Скрудж, дрожа, наклонил голову и опустил глаза. Но он снова быстро поднял их, услышав свое имя.
– За мистера Скруджа! – сказал Боб. – Пью за здоровье Скруджа, виновника этого праздника.
– Действительно, виновник праздника! – воскликнула мистрис Крэтчит, краснея. – Как бы я хотела, чтобы он был здесь. Я бы все высказала ему откровенно, и думаю, мои слова не пришлись бы ему по вкусу.
– Дорогая моя, – сказал Боб, – ведь сегодня день Рождества!
– Конечно, – сказала она, – только ради такого дня и можно выпить за здоровье такого противного, жадного и бесчувственного человека, как мистер Скрудж. Никто лучше тебя не знает его, бедный Роберт!
– Дорогая, – кротко ответил Боб, – ведь сегодня Рождество!
– Только ради тебя и такого дня я выпью за его здоровье, – сказала мистрис Крэтчит, – но не ради Скруджа. Дай Бог ему подольше пожить! Радостно встретить праздник и счастливо провести Новый год! Я не сомневаюсь, что он будет весел и счастлив!
После нее выпили и дети. Это было первое, что они сделали без обычной сердечности. Тайни-Тим выпил последним, оставаясь совершенно равнодушным к тосту. Скрудж был истым чудовищем для всей семьи, упоминание его имени черной тенью осенило всех присутствующих, и эта тень не рассеивалась целых десять минут.
Но после того, как они отделались от воспоминаний о Скрудже, они почувствовали такое облегчение, что стали в десять раз веселее.
Боб сказал, что имеет в виду место для Петра, и если удастся получить это место, то оно будет приносить еженедельно пять шиллингов и шесть пенсов.
Два маленьких Крэтчита страшно смеялись при мысли о том, что вдруг Петр станет дельцом; а сам Петр задумчиво смотрел из-за своих воротничков на огонь, точно соображая, куда лучше поместить капитал, с которого он будет получать фантастический доход. Марта, служившая ученицей у модистки, рассказала о своих работах, о количестве часов, которые она работала подряд, и мечтала о том, как завтра она будет долго лежать в постели и наслаждаться отдыхом. Завтра праздник, и она проведет его со своими.

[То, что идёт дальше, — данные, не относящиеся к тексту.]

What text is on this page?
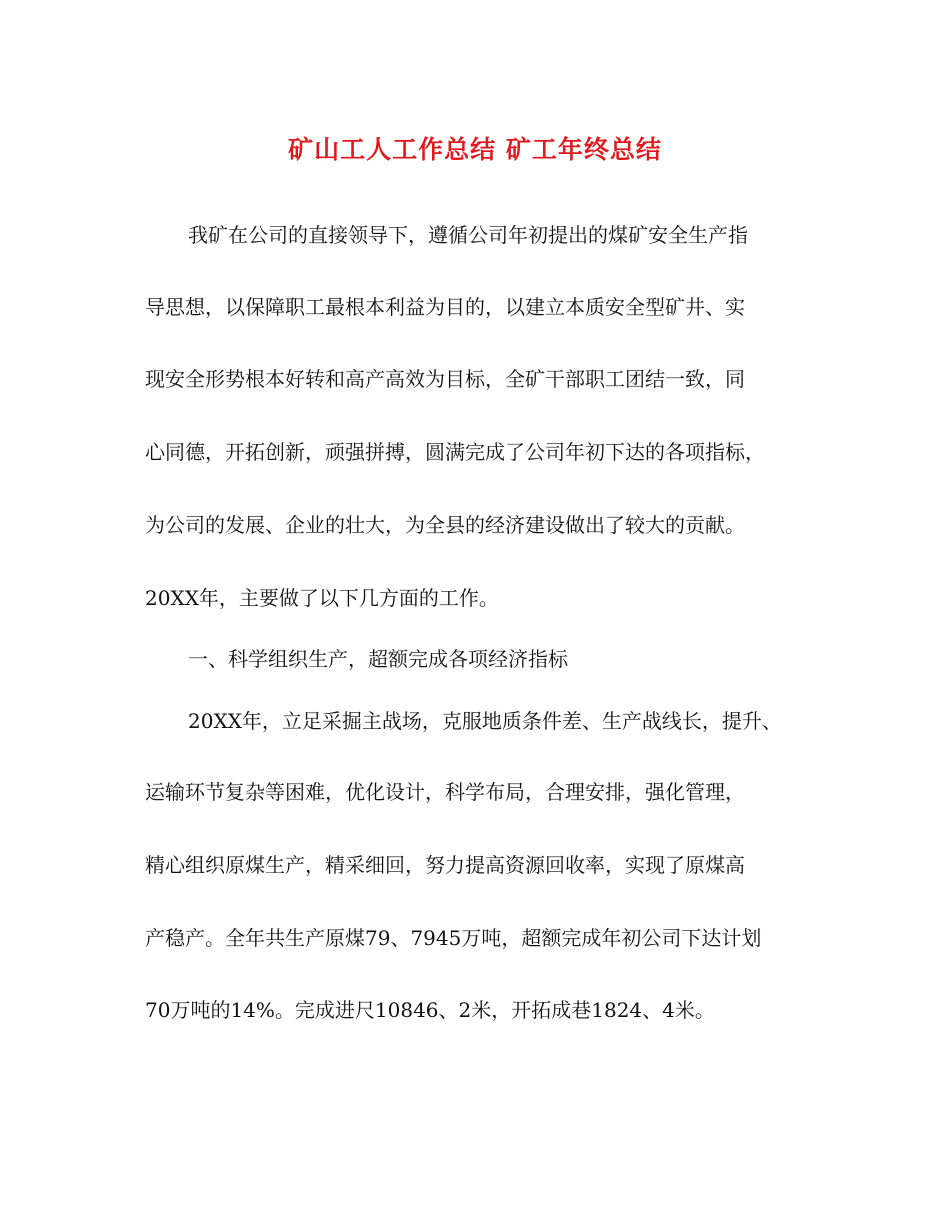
矿山工人工作总结 矿工年终总结
我矿在公司的直接领导下，遵循公司年初提出的煤矿安全生产指
导思想，以保障职工最根本利益为目的，以建立本质安全型矿井、实
现安全形势根本好转和高产高效为目标，全矿干部职工团结一致，同
心同德，开拓创新，顽强拼搏，圆满完成了公司年初下达的各项指标，
为公司的发展、企业的壮大，为全县的经济建设做出了较大的贡献。
20XX年，主要做了以下几方面的工作。
一、科学组织生产，超额完成各项经济指标
20XX年，立足采掘主战场，克服地质条件差、生产战线长，提升、
运输环节复杂等困难，优化设计，科学布局，合理安排，强化管理，
精心组织原煤生产，精采细回，努力提高资源回收率，实现了原煤高
产稳产。全年共生产原煤79、7945万吨，超额完成年初公司下达计划
70万吨的14%。完成进尺10846、2米，开拓成巷1824、4米。
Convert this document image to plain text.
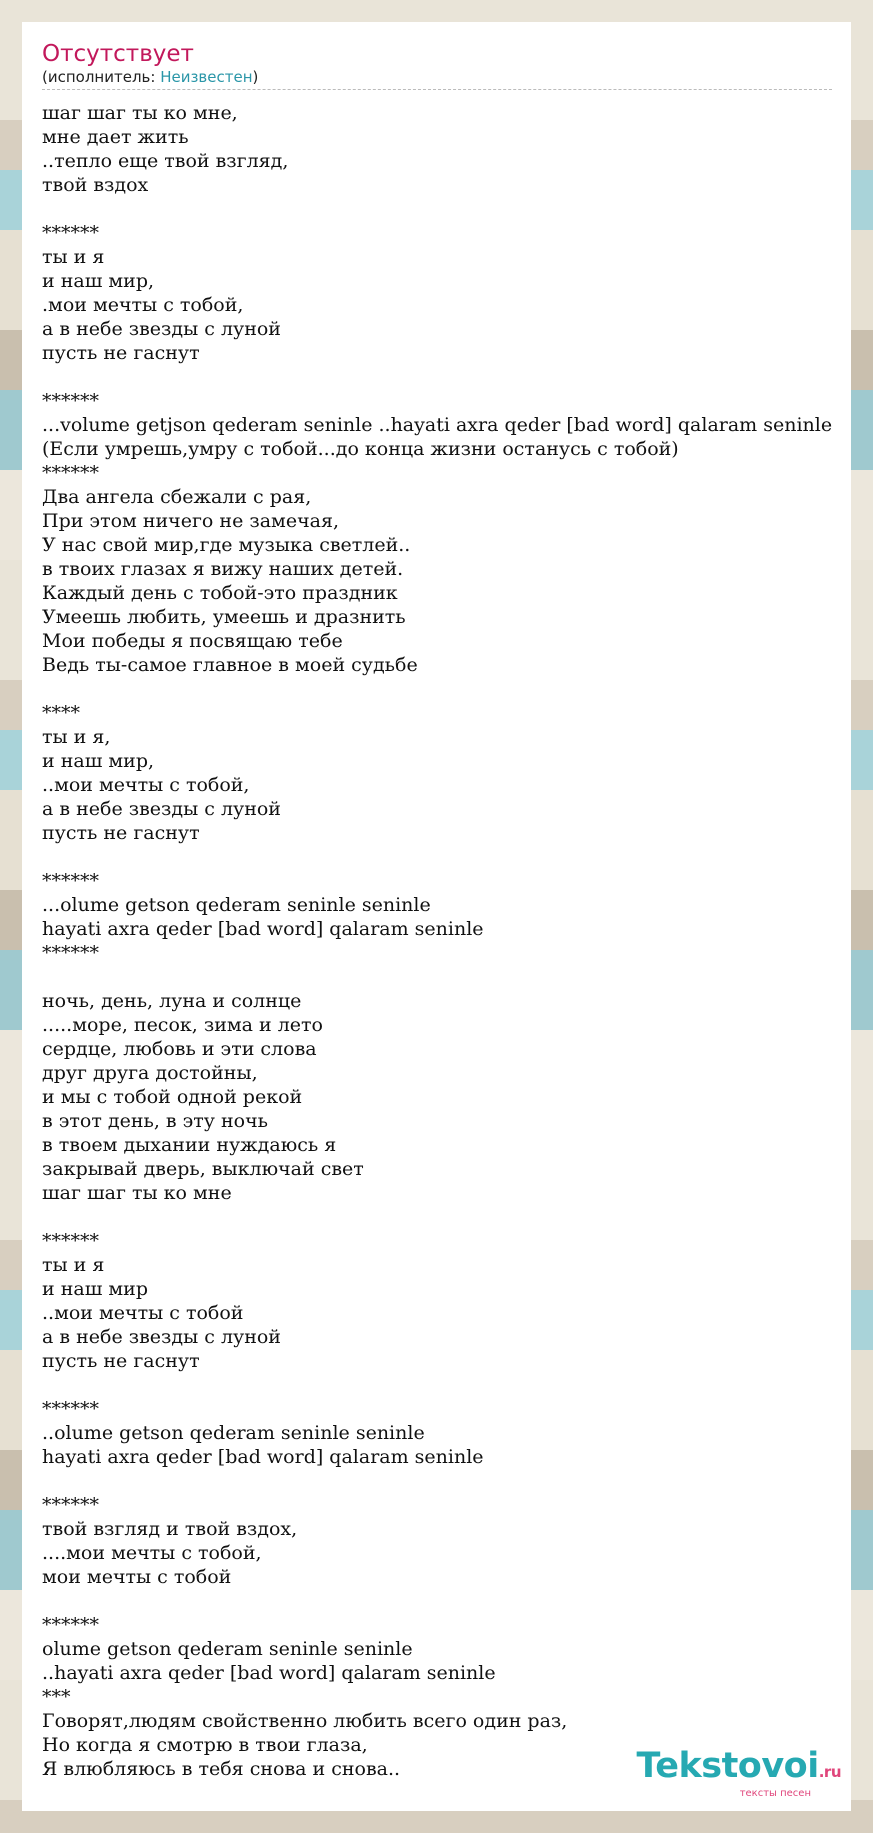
Отсутствует
(исполнитель: Неизвестен)
шаг шаг ты ко мне,
мне дает жить
..тепло еще твой взгляд,
твой вздох
******
ты и я
и наш мир,
.мои мечты с тобой,
а в небе звезды с луной
пусть не гаснут
******
...volume getjson qederam seninle ..hayati axra qeder [bad word] qalaram seninle
(Если умрешь,умру с тобой...до конца жизни останусь с тобой)
******
Два ангела сбежали с рая,
При этом ничего не замечая,
У нас свой мир,где музыка светлей..
в твоих глазах я вижу наших детей.
Каждый день с тобой-это праздник
Умеешь любить, умеешь и дразнить
Мои победы я посвящаю тебе
Ведь ты-самое главное в моей судьбе
****
ты и я,
и наш мир,
..мои мечты с тобой,
а в небе звезды с луной
пусть не гаснут
******
...olume getson qederam seninle seninle
hayati axra qeder [bad word] qalaram seninle
******
ночь, день, луна и солнце
.....море, песок, зима и лето
сердце, любовь и эти слова
друг друга достойны,
и мы с тобой одной рекой
в этот день, в эту ночь
в твоем дыхании нуждаюсь я
закрывай дверь, выключай свет
шаг шаг ты ко мне
******
ты и я
и наш мир
..мои мечты с тобой
а в небе звезды с луной
пусть не гаснут
******
..olume getson qederam seninle seninle
hayati axra qeder [bad word] qalaram seninle
******
твой взгляд и твой вздох,
....мои мечты с тобой,
мои мечты с тобой
******
olume getson qederam seninle seninle
..hayati axra qeder [bad word] qalaram seninle
***
Говорят,людям свойственно любить всего один раз,
Но когда я смотрю в твои глаза,
Я влюбляюсь в тебя снова и снова..	Tekstovoi.ru
тексты песен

Она рассказывала еще о том, как несколько дней тому назад видела лорда, который был так же высок ростом, как Петр; при этом Петр так высоко подтянул воротнички, что почти не стало видно его головы. Все это время каштаны и кружка переходили из рук в руки, а вскоре Тайни-Тим запел песнь о заблудившемся в снегах ребенке – запел маленьким жалобным голоском, но поистине чудесно.
Во всем этом празднике не было ничего особенного. Одеты все были бедно, красивых лиц не было. Башмаки были худы, промокали, платья поношены, и очень вероятно, что Петр отлично знал, где закладывают вещи. Но все были счастливы, довольны, благодарны друг другу, и когда исчезали в ярких потоках света, исходивших из факела духа, то казались еще счастливее, и Скрудж до последней минуты своего пребывания у Боба не спускал глаз с его семьи, а особенно с Тайни-Тима.
Тем временем стало темно и пошел довольно сильный снег. В кухнях, гостиных и других покоях домов чудесно блестели огни, когда Скрудж и дух проходили по улицам. Там, при колеблющемся свете камина, шли, очевидно, приготовления к приятному обеду с горячими тарелками, насквозь прохваченными жаром; там, чтобы заградить доступ мраку и холоду, можно было во всякий момент опустить темно-красные гардины. Там все дети выбежали на улицу, в снег, встретить своих веселых сестер, братьев, кузин, дядей и теток и первыми повидаться с ними. Там, напротив, на оконных шторах ложатся тени собравшихся гостей; а здесь толпа девушек, наперебой болтающих друг с другом, перебегает легкими шагами в соседний дом – и плохо тому холостяку, который увидит их с пылающими от мороза лицами, – а об этом хорошо знают коварные чародейки!